Archivmeldung vom 04.11.2019

Bitte beachten Sie, dass die Meldung den Stand der Dinge zum Zeitpunkt ihrer Veröffentlichung am 04.11.2019 wiedergibt. Eventuelle in der Zwischenzeit veränderte Sachverhalte bleiben daher unberücksichtigt.

Freigeschaltet durch André Ott
Bild: Lupo / pixelio.de
Bild: Lupo / pixelio.de

Gesundheitsminister Jens Spahn (CDU) hat kritisiert, dass vielerorts der Abitur-Durchschnitt über die Zulassung für ein Medizin-Studium entscheidet. "Wer ein Einser-Abi hat, aber nicht gerne mit anderen Menschen in einem Raum ist, sollte nicht Arzt werden. Das Abitur alleine reicht als Kriterium nicht", sagte Spahn der "Bild".

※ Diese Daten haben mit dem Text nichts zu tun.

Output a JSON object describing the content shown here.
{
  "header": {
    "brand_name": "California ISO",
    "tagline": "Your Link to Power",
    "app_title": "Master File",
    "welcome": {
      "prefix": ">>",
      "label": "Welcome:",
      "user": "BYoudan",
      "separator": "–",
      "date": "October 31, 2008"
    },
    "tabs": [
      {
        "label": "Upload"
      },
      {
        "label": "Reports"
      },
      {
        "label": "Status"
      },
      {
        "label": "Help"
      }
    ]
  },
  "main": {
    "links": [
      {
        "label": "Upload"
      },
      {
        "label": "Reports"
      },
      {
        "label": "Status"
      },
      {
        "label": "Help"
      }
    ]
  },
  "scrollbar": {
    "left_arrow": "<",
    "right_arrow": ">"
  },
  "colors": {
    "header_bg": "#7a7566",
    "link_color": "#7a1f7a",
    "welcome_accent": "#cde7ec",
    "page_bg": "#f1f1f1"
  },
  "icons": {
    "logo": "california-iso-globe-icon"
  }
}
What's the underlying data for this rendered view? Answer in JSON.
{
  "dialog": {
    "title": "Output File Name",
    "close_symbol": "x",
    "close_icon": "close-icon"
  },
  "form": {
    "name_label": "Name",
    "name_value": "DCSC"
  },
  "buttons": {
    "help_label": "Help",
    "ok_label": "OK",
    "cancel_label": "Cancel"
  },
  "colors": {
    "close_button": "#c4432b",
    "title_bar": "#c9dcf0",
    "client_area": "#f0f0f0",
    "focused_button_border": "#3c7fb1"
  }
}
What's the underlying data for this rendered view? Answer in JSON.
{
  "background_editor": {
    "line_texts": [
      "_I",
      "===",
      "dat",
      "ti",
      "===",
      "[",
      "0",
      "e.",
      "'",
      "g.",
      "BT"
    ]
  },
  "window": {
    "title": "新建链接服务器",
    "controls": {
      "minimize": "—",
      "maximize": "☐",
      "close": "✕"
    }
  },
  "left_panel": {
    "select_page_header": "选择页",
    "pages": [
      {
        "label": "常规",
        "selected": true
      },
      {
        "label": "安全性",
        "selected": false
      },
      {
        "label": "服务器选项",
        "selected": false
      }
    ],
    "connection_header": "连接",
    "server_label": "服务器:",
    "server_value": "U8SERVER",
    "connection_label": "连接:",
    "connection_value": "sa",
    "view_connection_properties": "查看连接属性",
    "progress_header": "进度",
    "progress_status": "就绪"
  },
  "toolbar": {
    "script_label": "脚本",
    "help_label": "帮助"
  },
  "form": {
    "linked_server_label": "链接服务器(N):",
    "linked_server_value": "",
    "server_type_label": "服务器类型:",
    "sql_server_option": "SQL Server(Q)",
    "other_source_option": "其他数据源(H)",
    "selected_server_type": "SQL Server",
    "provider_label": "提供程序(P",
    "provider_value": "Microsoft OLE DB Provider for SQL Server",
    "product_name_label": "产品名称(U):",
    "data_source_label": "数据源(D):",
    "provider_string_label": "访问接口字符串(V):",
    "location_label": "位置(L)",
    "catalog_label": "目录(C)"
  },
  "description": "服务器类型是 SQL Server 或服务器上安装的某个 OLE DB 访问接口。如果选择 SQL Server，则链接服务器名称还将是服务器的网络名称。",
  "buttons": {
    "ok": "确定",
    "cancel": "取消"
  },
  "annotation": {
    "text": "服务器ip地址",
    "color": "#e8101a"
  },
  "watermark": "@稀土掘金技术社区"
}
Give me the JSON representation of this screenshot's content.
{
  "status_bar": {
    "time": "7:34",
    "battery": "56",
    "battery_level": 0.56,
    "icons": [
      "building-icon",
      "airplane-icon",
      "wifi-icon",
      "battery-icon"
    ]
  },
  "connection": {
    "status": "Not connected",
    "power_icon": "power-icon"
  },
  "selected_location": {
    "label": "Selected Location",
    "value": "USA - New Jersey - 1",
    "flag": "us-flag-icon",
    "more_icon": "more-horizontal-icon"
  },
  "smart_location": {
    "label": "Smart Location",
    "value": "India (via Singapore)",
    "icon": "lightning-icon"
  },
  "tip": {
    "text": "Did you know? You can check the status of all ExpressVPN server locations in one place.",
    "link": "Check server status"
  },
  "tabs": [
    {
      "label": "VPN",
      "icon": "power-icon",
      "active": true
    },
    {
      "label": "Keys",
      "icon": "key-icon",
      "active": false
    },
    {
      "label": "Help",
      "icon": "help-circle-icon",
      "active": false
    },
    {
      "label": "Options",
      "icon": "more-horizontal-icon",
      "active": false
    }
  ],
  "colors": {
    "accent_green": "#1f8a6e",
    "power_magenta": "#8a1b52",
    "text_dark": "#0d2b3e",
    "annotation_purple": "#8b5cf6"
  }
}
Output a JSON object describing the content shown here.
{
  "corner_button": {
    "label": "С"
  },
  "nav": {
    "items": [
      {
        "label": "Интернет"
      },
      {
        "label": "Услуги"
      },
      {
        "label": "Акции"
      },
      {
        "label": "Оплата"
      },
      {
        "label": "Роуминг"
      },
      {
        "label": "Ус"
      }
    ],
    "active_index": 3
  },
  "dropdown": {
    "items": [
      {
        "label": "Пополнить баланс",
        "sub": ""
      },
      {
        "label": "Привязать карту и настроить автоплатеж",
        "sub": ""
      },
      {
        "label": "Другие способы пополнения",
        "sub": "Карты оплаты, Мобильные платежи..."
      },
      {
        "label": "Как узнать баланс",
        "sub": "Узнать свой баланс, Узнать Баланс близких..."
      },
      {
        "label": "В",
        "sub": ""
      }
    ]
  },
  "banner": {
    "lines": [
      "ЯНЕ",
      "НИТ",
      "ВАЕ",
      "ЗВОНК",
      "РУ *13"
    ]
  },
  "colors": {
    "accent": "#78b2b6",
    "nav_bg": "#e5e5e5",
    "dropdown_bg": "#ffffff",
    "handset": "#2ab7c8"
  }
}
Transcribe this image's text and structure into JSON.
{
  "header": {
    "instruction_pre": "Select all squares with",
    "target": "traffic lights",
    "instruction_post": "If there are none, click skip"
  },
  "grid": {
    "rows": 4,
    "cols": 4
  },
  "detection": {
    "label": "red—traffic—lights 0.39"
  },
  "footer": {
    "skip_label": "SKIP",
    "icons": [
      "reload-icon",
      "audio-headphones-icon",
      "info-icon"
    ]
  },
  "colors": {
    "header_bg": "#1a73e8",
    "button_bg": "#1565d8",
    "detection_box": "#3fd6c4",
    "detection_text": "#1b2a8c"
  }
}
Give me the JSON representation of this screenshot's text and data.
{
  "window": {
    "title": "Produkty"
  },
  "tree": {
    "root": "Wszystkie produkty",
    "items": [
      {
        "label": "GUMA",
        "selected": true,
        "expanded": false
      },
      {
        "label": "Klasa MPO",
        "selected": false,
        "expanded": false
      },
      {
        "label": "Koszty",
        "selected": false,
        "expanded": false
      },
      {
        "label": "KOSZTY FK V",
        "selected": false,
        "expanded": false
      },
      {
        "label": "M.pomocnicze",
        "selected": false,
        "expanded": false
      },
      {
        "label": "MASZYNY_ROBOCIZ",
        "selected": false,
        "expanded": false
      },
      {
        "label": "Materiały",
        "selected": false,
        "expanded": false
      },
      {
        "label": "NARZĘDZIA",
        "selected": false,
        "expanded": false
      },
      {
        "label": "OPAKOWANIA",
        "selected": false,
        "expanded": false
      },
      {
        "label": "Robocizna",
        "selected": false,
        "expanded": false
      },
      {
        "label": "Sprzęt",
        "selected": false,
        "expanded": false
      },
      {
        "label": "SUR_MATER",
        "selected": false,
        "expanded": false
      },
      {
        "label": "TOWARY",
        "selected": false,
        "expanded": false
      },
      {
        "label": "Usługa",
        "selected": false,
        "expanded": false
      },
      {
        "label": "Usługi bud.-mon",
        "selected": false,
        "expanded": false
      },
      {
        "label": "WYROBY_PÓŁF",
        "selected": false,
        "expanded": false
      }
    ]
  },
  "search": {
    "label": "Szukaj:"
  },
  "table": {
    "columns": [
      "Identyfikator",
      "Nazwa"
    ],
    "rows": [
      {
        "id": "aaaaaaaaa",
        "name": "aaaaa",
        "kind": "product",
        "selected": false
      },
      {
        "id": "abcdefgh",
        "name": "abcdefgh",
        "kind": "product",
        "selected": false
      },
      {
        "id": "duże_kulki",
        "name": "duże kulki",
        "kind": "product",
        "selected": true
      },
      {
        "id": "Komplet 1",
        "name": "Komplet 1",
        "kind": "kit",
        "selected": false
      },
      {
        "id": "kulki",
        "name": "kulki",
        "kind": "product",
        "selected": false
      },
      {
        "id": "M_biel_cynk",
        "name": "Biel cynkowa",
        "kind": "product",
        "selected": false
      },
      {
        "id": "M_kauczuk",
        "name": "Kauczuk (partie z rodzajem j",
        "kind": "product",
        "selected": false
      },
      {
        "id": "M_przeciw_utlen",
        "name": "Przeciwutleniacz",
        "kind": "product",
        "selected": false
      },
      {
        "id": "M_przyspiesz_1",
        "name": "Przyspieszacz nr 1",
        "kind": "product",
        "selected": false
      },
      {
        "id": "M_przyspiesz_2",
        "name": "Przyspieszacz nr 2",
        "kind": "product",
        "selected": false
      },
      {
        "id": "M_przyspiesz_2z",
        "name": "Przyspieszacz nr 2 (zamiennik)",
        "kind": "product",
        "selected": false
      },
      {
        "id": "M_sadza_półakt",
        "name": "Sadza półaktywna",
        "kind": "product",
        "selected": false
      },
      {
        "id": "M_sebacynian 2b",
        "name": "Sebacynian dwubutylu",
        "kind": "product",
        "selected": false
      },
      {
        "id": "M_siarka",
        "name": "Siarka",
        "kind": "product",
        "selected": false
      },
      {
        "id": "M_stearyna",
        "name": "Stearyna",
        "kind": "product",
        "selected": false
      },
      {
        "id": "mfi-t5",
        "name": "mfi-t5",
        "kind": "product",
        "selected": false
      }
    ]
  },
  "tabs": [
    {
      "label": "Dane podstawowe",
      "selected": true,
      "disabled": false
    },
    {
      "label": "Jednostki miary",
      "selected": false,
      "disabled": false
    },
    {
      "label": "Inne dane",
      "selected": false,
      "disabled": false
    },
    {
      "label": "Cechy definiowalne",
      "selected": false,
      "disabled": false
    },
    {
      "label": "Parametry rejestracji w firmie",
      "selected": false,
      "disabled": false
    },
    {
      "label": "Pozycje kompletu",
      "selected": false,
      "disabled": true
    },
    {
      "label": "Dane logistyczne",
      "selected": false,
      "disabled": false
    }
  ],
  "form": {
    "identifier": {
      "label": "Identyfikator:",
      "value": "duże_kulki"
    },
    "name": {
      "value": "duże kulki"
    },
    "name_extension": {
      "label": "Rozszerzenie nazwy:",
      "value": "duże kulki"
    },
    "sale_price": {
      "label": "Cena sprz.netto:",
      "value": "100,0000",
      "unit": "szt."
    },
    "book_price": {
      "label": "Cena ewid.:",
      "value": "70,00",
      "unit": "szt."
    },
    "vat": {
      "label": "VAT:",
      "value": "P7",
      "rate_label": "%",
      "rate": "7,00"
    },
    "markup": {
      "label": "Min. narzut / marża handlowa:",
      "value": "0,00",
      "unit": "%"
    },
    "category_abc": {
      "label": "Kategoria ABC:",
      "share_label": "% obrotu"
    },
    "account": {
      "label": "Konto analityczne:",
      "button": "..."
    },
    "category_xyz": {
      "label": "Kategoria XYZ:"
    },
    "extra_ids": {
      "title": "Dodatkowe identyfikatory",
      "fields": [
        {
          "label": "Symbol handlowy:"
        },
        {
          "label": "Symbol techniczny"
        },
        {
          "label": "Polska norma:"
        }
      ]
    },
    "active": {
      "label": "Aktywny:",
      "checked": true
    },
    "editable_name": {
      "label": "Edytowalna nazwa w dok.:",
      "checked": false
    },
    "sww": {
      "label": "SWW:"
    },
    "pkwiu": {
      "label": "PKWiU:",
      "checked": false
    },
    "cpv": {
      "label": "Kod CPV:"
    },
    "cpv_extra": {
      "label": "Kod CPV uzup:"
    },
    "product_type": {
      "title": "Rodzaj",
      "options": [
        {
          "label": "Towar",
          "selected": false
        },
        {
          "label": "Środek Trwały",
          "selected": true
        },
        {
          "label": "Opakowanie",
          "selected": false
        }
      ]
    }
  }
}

Spahn  weiter: "Mir kommt es eher darauf an, dass ein Arzt kompetent ist, zugewandt ist, mich versteht und gut erklären kann. Deshalb begrüße ich auch als Patient, dass meine Heimat Nordrhein-Westfalen eine Landarztquote eingeführt hat. Das sollten noch mehr andere Bundesländer nachmachen. So sorgen wir für Ärzte in der Fläche." Neben NRW hat unter anderem bereits Mecklenburg-Vorpommern die Landarztquote auf den Weg gebracht. Wer auf diesem Weg zum Studium zugelassen wird, verpflichtet sich für zehn Jahre, im ländlichen Raum zu arbeiten.